Mordversuch aus Wahnvorstellungen?
Ein heute 30-Jähriger wollte im März einen Reisenden im Hauptbahnhof vor einen fahrenden Zug stoßen. Nun wird der Fall vor dem Landgericht verhandelt. Der Angeklagte berichtet über massive psychische Probleme
Am Augsburger Hauptbahnhof hat im März ein Mann versucht, einen Reisenden vor einen einfahrenden ICE zu stoßen. Die Polizei konnte wenig später im Rahmen einer Großfahndung den Tatverdächtigen noch in Bahnhofsnähe festnehmen. Der von einem Gutachter untersuchte 30-Jährige ist psychisch krank, er leidet an Wahnvorstellungen. Seit Donnerstag steht der Italiener, der in Augsburg aufgewachsen ist, vor dem Landgericht. Die Staatsanwaltschaft hat die Tat als Mordversuch angeklagt.

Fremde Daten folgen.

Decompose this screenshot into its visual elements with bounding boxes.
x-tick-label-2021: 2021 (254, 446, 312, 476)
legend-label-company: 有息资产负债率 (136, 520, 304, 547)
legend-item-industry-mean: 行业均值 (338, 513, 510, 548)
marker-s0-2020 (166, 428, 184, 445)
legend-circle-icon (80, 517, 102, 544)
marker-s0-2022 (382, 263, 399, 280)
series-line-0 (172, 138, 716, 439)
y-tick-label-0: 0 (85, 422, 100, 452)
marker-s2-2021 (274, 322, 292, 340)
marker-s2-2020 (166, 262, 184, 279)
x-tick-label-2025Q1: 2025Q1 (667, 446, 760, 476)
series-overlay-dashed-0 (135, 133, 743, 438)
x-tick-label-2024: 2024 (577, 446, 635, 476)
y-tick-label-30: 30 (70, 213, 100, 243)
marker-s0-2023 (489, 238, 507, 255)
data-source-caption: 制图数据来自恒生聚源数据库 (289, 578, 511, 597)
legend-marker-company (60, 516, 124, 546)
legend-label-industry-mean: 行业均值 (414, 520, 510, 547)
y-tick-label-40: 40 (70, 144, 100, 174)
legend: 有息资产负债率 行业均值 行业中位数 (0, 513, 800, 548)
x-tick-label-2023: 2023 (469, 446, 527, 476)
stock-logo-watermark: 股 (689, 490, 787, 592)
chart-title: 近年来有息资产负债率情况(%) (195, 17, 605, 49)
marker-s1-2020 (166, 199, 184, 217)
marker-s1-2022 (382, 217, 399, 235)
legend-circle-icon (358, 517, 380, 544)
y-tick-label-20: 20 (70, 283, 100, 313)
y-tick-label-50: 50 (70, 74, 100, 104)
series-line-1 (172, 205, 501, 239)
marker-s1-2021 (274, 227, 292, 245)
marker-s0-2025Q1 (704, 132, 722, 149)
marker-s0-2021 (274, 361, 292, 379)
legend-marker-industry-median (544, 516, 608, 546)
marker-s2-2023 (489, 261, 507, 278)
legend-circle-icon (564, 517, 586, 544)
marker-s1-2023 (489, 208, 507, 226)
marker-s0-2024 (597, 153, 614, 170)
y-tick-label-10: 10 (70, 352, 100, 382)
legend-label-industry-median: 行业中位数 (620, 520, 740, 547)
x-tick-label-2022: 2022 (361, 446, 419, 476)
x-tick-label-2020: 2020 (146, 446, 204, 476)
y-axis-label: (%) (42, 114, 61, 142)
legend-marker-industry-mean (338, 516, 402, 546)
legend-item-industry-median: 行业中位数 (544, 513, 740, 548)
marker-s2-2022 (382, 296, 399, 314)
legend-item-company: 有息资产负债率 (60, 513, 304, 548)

Die Schwurgerichtskammer hatte zum Prozessauftakt viele Zeugen geladen. Als einer der Ersten sagte das Opfer aus. Der 33 Jahre alte Student will an dem Sonntagvormittag nach Berlin. Der schlaksige Mann sieht am Gleis 3 dem einfahrenden ICE entgegen. Mitreisende werden Augenzeuge, wie ein hinter ihm stehender Mann zwei Schritte Anlauf nimmt und ihm dann mit beiden Händen einen kräftigen Stoß versetzt. Der Berliner kann den Stoß mit kleinen Schritten nach vorne abfangen. Er ist schwer beladen, trägt zwei Rucksäcke und einen Gitarrenkasten. Sein Gewicht hat ihn mögli- cherweise davor bewahrt, ins Gleisbett zu stürzen.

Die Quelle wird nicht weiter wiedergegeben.